On Sat, 02 Oct 2021, Hugh Dickins hughd@google.com wrote:
On Sat, 2 Oct 2021, Linus Torvalds wrote:
On Sat, Oct 2, 2021 at 5:17 AM Steven Rostedt rostedt@goodmis.org wrote:
On Sat, 2 Oct 2021 03:17:29 -0700 (PDT) Hugh Dickins hughd@google.com wrote:
Yes (though bisection doesn't work right on this one): the fix
Interesting, as it appeared to be very reliable. But I didn't do the "try before / after" on the patch.
Well, even the before/after might well have worked, since the problem depended on how that sw_fence_dummy_notify() function ended up aligned.

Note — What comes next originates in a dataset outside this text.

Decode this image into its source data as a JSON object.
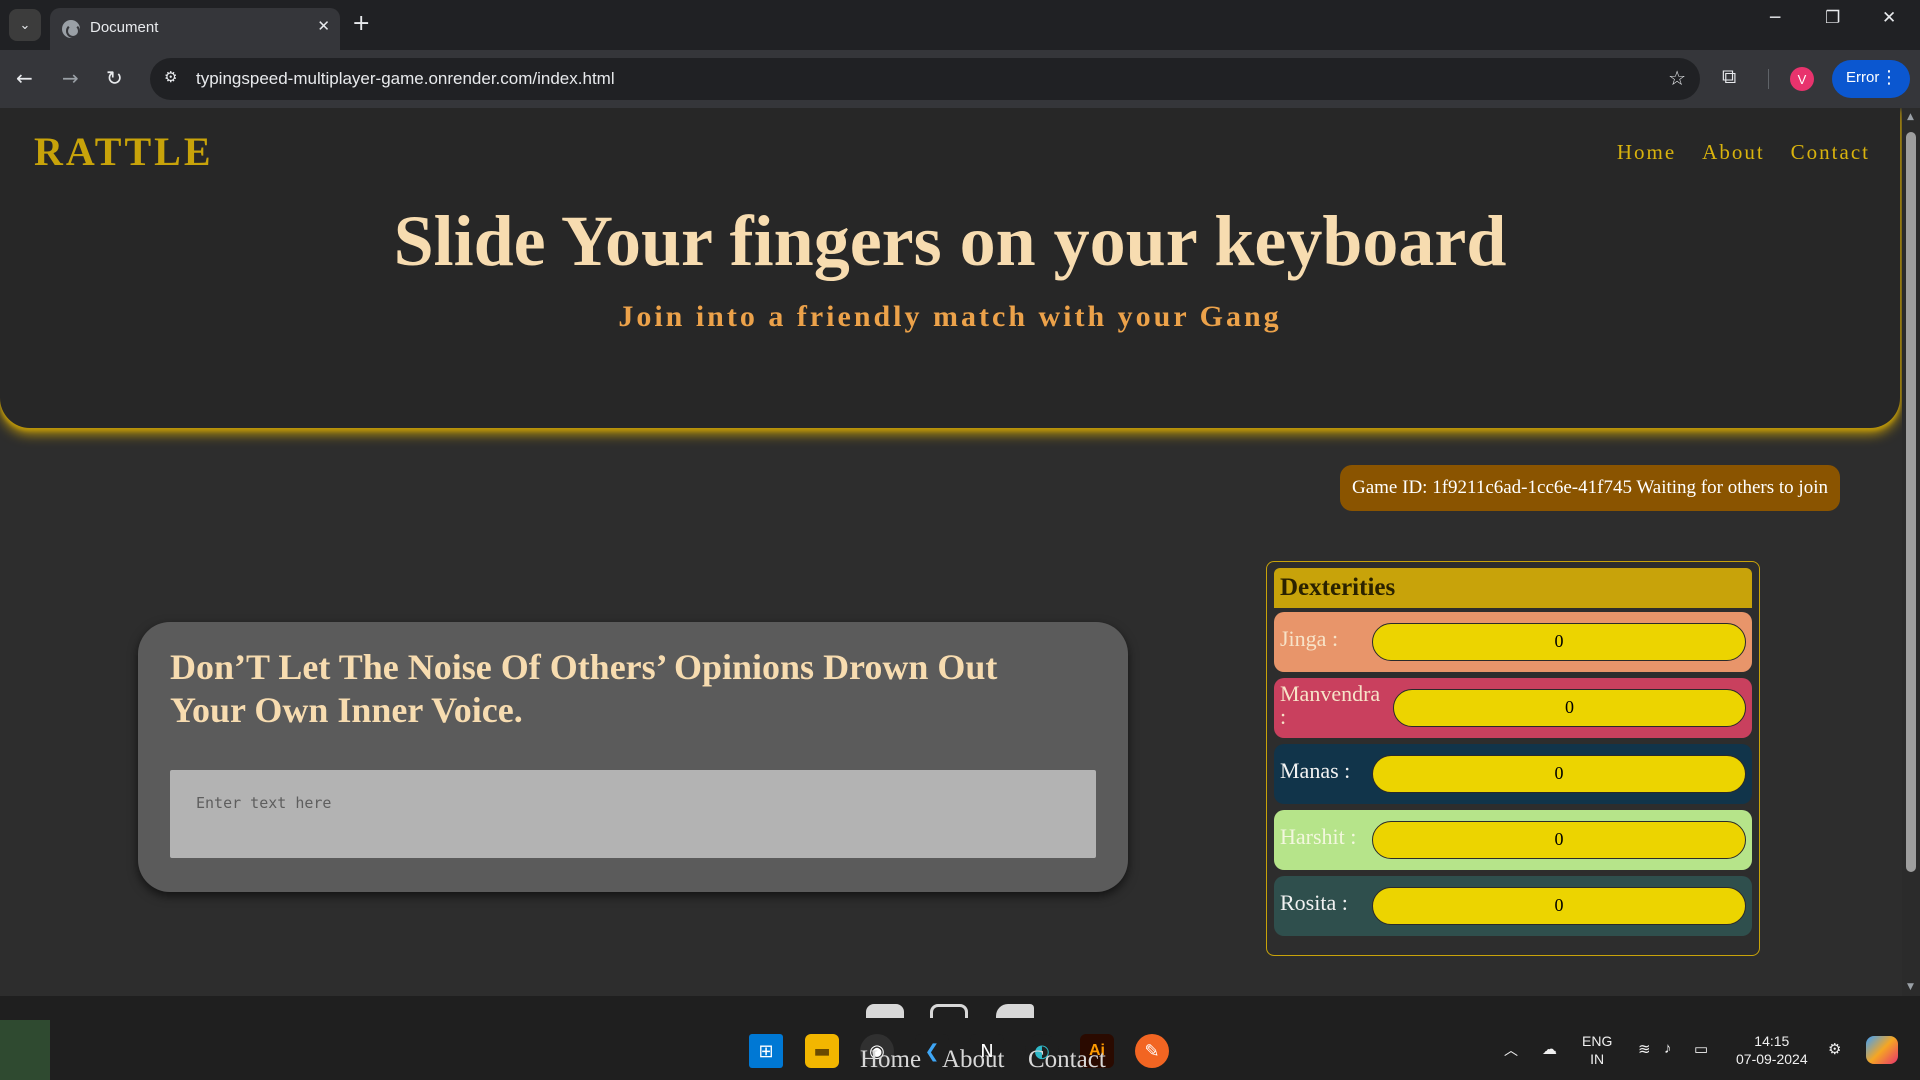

So random unrelated changes could re-align it just by mistake.
Yup.
Patch applied directly.
Great, thanks a lot.
Thanks & sorry, really looks like we managed to drop this between the cracks. :(
I'd also like to point out how that BUG_ON() actually made things worse, and made this harder to debug. If it had been a WARN_ON_ONCE(), this would presumably not even have needed bisecting, it would have been obvious.
BUG_ON() really is pretty much *always* the wrong thing to do. It onl;y results in problems being harder to see because you end up with a dead machine and the message is often hidden.
Jani made the same point. But I guess they then went off into the weeds of how to recover when warning, that the fix itself did not progress.
Yes. That, as well as removing the entire alignment thing to reuse a couple of bits for flags. Too fragile for its own good.
BR, Jani.